In the 200th episode, "Life Before His Eyes", one of several alternate reality scenarios featured Kate surviving, marrying DiNozzo, and having a child with him.

===Donald "Ducky" Mallard===
In "Yankee White", Dr. Mallard was the first NCIS member who got along with Todd. The two liked each other very much and genuinely cared for each other, as seen in several episodes including "Reveille" and "The Meat Puzzle".

In the latter, Gibbs assigned Todd as Mallard's protection detail when his life was threatened by a criminal. As he does with other team members, Ducky would usually call Todd by her full name, Caitlin just like her future murderer, Ari Haswari did.
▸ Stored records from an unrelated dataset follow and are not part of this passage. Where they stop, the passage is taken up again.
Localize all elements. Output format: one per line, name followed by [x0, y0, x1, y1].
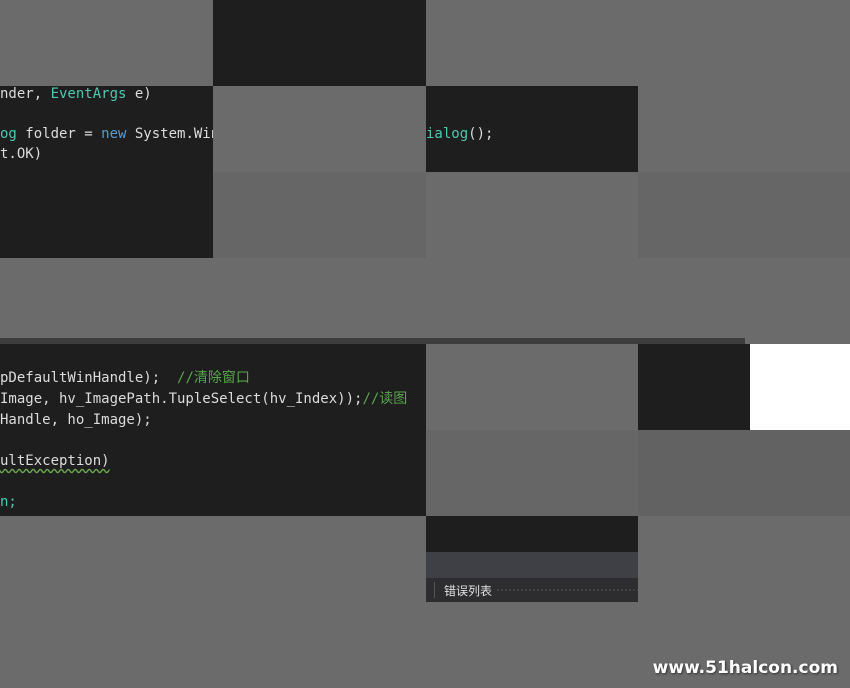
masked-region	[426, 172, 638, 258]
code-line: og folder = new System.Win	[0, 124, 213, 144]
masked-region	[638, 172, 850, 258]
masked-region	[0, 516, 426, 688]
tab-error-list[interactable]: 错误列表	[444, 582, 492, 599]
code-type: EventArgs	[50, 86, 127, 102]
masked-region	[213, 86, 426, 172]
editor-fragment	[638, 344, 750, 430]
masked-region	[426, 602, 638, 688]
code-line: t.OK)	[0, 144, 42, 164]
code-line: nder, EventArgs e)	[0, 84, 152, 104]
code-keyword: new	[101, 126, 127, 142]
masked-region	[426, 430, 638, 516]
masked-region	[426, 0, 850, 86]
editor-fragment	[213, 0, 426, 86]
tab-separator	[434, 582, 435, 598]
code-type: og	[0, 126, 17, 142]
editor-fragment	[426, 516, 638, 552]
tab-bar-grip	[496, 589, 638, 591]
code-text: ();	[468, 126, 494, 142]
masked-region	[426, 344, 638, 430]
code-comment: //清除窗口	[177, 370, 250, 386]
panel-header-strip	[426, 552, 638, 578]
code-line: ultException)	[0, 451, 110, 471]
code-text: folder =	[16, 126, 102, 142]
code-editor-fragment[interactable]	[0, 86, 213, 258]
code-text: pDefaultWinHandle);	[0, 370, 178, 386]
code-text: n;	[0, 494, 17, 510]
code-comment: //读图	[362, 391, 408, 407]
code-type: ialog	[426, 126, 469, 142]
code-text: nder,	[0, 86, 51, 102]
masked-region	[0, 0, 213, 86]
code-text: System.Win	[126, 126, 213, 142]
white-fragment	[750, 344, 850, 430]
code-text: Image, hv_ImagePath.TupleSelect(hv_Index…	[0, 391, 363, 407]
code-line: Image, hv_ImagePath.TupleSelect(hv_Index…	[0, 389, 407, 409]
bottom-panel-tabs: 错误列表	[426, 578, 638, 602]
code-text: t.OK)	[0, 146, 43, 162]
masked-region	[0, 258, 850, 344]
masked-region	[638, 86, 850, 172]
code-line: n;	[0, 492, 17, 512]
code-text: e)	[126, 86, 152, 102]
masked-region	[638, 430, 850, 516]
code-line: Handle, ho_Image);	[0, 410, 152, 430]
watermark: www.51halcon.com	[652, 658, 838, 678]
code-text: Handle, ho_Image);	[0, 412, 152, 428]
code-line: pDefaultWinHandle); //清除窗口	[0, 368, 250, 388]
masked-region	[213, 172, 426, 258]
code-text: ultException)	[0, 453, 110, 469]
code-line: ialog();	[426, 124, 493, 144]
Todd's death was a severe blow to Mallard, who wouldn't let anyone else perform the autopsy on her dead body. Before he started, however, he had a vision of the body speaking to him, declaring she felt she didn't deserve to die. In the Season 8 episode "A Man Walks Into a Bar...", Mallard has a flashback to this vision while speaking to Dr. Rachel Cranston.

===Abby Sciuto===
As with Dr. Mallard, Todd and Sciuto got along very well pretty fast, ultimately becoming close friends. They would often make plans together, such as spending the weekend together at a spa.

Also, as seen during "A Weak Link", Abby was seen talking to Kate and asking for advice about her relationship with McGee after he had confessed to Abby that he liked her, leaving her unsure of how to respond to the comment.

Naturally, she was one of the most deeply affected by Todd's death, but regained composure after being cheered up by a post-mortem, goth vision of Todd. She later played a jazz music record at Todd's funeral, as part of her own New Orleans heritage. Nevertheless, she remained affected long after the funeral, and was initially at odds with the newly recruited Ziva David, both because she took Todd's place and because of her affiliation with Todd's murderer Ari Haswari. Some time later, however, they mended fences, becoming best friends.

In the episode "Marine Down", it was revealed that Todd had drawn several caricatures of her teammates, including one of Sciuto as a vampire bat. Todd started to apologize, saying that there was nothing mean in the drawing, only to be interrupted by an overjoyed Sciuto who asked if she could hang it up on her lab's wall. When Kate died, Abby used the drawing as a reminder about her best friend Kate. She would later stare at it while crying in the aftermath of Todd's death in "Kill Ari (Part I)".

===Timothy McGee===
When McGee was introduced in "Sub Rosa", Todd protested at DiNozzo's apparent abuse of authority when he ordered McGee to stay on a crime scene until someone else can come to relieve him. Todd and McGee were partnered for a very short time during the episode "UnSEALed", during which he came to her help when she was tied up by a former Navy SEAL.

Throughout Season 2, DiNozzo and Todd would sometimes gang up on McGee to tease him, but Todd generally disapproved of DiNozzo's pranks and hazing of McGee. After the murder of a witness under McGee's watch, Todd was the first to try to comfort him.

After Todd's death, like the grief-stricken rest of the team, McGee had to cope with the loss of a friend, and like DiNozzo would fantasize about her. Later, McGee is shown mourning with DiNozzo over Todd's dead body.